Another element of Folz’s success was his lobbying efforts. He learned early in his career that it was crucial for a businessman to have good friends in the political world —and the friendships he has made have saved his company hundreds of thousands of dollars over the years. "His lobbying was definitely his passion," Leibner said.
Take, for example, a single year, 1965, in which Folz successfully lobbied for a 10-cent sales tax exemption and won a case against the Food & Drug Administration, after it charged that children were swallowing his toys and dying as a result. "We showed [the FDA] stats from Australia that proved that our toys were safe," Folz said, noting Congressman Lent’s help in that case.
Backed by the National Bulk Vendors Association, Folz lobbied against excise taxes, and won property tax exemptions in many locations where he operated, from New York to Illinois to Texas.
On the philanthropic front, beyond his work with Jerry Lewis in the mid-1980s, Folz has donated a great deal of money to hometown causes. Through the Oceanside Rotary Club, which he joined in 1967 and served as president twice, he donated $1,000 a year for 10 years to South Nassau Communities Hospital. For nearly two decades, the club used his warehouse to store pallets of groceries for its annual food drive.
Stu Gubenko, who spearheaded many of those drives, echoed other Rotarians when he described Folz as instrumental to the club’s longevity. "Without Roger, this Rotary could not exist," Gubenko said. "He is its backbone. He looks at life, and everything in it, as a business proposition, and he has a keen mind for that — he knows how people work and how to motivate them."
In 1998, Folz was the first major donor to the Barry and Florence Friedberg Jewish Community Center at Neil Court, writing a check for $250,000. Each year he gives $17,000 to the Oceanside High School’s Scholarship Fund. Most recently, he commissioned a Davison Avenue memorial to the Oceanside civilians killed in the World Trade Center towers on Sept. 11, 2001.

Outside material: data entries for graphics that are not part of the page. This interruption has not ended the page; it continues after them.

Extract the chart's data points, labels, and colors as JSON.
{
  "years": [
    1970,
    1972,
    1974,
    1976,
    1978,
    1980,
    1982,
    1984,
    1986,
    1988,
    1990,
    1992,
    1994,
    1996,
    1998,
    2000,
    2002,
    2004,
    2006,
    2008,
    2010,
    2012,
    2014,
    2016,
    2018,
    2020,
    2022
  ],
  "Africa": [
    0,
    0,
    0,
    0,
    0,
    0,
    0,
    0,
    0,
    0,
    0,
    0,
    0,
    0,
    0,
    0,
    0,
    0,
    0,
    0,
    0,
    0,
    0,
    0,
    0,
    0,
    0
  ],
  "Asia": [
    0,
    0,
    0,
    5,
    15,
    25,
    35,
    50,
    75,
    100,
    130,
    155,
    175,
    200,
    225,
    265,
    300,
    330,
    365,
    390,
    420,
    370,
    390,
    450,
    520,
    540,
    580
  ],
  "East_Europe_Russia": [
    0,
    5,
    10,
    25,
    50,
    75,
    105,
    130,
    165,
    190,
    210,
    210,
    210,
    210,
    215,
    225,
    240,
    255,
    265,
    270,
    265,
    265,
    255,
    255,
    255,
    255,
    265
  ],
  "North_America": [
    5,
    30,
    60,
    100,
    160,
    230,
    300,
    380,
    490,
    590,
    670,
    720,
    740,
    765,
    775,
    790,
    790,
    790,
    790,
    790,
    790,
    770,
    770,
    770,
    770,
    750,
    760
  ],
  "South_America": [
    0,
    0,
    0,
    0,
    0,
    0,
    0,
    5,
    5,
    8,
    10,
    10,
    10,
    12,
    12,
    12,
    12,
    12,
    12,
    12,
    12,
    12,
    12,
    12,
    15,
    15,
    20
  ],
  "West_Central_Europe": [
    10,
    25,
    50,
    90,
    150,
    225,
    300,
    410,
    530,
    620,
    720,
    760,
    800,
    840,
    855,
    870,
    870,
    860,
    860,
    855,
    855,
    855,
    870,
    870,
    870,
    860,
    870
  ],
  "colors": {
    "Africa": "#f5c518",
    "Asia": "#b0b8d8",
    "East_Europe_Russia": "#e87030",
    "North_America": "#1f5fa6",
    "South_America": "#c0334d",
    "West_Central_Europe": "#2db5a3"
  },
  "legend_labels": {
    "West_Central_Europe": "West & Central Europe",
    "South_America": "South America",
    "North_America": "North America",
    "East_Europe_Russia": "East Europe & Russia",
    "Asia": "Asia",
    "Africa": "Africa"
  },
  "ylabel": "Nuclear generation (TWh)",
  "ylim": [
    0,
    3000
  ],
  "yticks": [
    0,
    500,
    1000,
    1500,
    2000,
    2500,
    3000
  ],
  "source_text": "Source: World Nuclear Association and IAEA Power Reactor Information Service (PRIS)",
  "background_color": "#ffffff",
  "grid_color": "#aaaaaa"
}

Folz’s factory workers, too, have benefited from his goodwill. "He always took care of his employees," said John Tatino, who has worked in the shipping department for 21 years. "He always thinks of us and helps us."
"Roger Folz was one of the best bosses I ever had," said Isabelino Morales, a shop steward and a 19-year employee. "He treated the people very decently."
While Tatino has a new job lined up at St. Francis Hospital, Morales has yet to find work, and like many other employees soon to be laid off, he is still searching. And Folz, too, is uncertain about his future. The beginning of his company’s end came, ironically, during its peak years, the early ’90s. A recession cost him some 5,000 accounts from stores forced to close, a blow he never recovered from. "Plus, more vending companies were popping up and copying what we were doing," he said.
Coinstar, the leader in coin counting, DVD and crank vending machines, bought American Coin, and with it, Folz, in 2004. When Coinstar moves to Colorado on Dec. 21, Folz and eight of his front-office personnel will stay in Oceanside, at least for the time being.
Meanwhile, Leibner is trying to convince his father-in-law to join him in his vending business across town. "One thing is for sure," Leibner said. "Roger can leave knowing that for anyone who came to the United States wanting to achieve the American dream, they would want to have achieved what he accomplished."
Joseph Kellard is a journalist and columnist living in New York.